To phrase it another way, the intuitive degree of “toolness” is a spectrum of how much the agent exhibits unconditional preferences about external world states through instrumental behavior.
Notably, most pretrained LLMs with the usual autoregressive predictive loss and a diverse training set are heavily constrained into fitting this definition. Anything equivalent to RL agents trained with sparse/distant rewards is not. RLHF bakes a condition into the model of peculiar shape. I wouldn’t be surprised if it doesn’t strictly obey the definition anymore, but it’s close enough along the spectrum that it still feels intuitive to call it a tool.
Further, just like in the case of the calculator, you can easily build a system around a goal agnostic “tool” LLM that is not, itself, goal agnostic. Even prompting is enough to elicit a new agent-in-effect that is not necessarily goal agnostic. The ability for a goal agnostic agent to yield non-goal agnostic agents does not break the underlying agent’s properties.[3]

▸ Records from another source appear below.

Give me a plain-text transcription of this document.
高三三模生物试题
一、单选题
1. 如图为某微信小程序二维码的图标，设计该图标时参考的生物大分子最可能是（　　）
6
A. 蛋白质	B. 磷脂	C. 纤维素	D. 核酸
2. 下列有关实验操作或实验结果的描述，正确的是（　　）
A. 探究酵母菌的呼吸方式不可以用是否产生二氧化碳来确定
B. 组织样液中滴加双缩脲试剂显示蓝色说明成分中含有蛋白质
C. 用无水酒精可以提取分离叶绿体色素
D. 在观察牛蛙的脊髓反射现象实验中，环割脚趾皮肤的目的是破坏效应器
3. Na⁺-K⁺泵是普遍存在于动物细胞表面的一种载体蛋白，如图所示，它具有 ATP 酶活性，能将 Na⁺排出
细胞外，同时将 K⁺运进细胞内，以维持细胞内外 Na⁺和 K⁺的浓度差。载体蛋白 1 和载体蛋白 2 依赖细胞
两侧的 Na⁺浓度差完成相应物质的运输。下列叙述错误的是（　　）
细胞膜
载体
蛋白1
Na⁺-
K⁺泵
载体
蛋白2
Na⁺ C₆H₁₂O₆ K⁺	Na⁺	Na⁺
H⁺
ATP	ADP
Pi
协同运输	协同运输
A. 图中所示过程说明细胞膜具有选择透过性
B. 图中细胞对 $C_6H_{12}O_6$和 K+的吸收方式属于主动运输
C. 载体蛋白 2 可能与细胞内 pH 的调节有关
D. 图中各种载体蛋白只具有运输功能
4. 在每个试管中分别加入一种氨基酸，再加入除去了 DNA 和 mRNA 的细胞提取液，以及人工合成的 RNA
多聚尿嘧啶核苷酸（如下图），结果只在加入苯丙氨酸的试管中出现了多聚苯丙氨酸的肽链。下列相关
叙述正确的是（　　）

For one critical axis in the toolishness basis, anyway.
Tricky stuff like having a bunch of terms regarding external world states that just so happen to always cancel don’t count.
This does indeed sound kind of useless, but I promise the distinction does actually end up mattering quite a lot! That discussion goes beyond the scope of this post. The FAQ goes into more depth.

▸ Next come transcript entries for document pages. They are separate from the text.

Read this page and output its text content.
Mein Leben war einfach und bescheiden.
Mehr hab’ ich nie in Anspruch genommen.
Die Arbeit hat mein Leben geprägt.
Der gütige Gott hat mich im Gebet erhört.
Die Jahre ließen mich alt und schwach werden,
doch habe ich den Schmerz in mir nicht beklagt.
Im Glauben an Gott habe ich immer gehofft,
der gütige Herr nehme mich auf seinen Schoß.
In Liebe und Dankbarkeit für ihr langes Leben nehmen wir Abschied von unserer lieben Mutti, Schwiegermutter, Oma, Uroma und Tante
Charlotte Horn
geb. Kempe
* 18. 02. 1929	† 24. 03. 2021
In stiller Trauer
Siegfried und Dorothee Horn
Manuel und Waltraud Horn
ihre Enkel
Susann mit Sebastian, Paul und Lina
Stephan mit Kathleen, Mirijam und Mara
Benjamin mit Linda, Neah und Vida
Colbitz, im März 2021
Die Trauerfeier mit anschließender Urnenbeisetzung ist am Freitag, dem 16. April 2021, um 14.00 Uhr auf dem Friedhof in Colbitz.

I didn’t leave it as a “simple” to-do, but rather an offer to collaboratively hash something out.
That said: If people don’t even know what it would look like when they see it, how can one update on evidence? What is Nate looking at which tells him that GPT doesn’t “want things in a behavioralist sense”? (I bet he’s looking at something real to him, and I bet he could figure it out if he tried!)
To be clear, I’m not talking about formalizing the boundary. I’m talking about a bet between people, adjudicated by people.
(EDIT: I’m fine with a low sensitivity, high specificity outcome—we leave it unresolved if it’s ambiguous / not totally obvious relative to the loose criteria we settled on. Also, the criterion could include randomly polling n alignment / AI people and asking them how “behaviorally-wanting” the system seemed on a Likert scale. I don’t think you need fundamental insights for that to work.)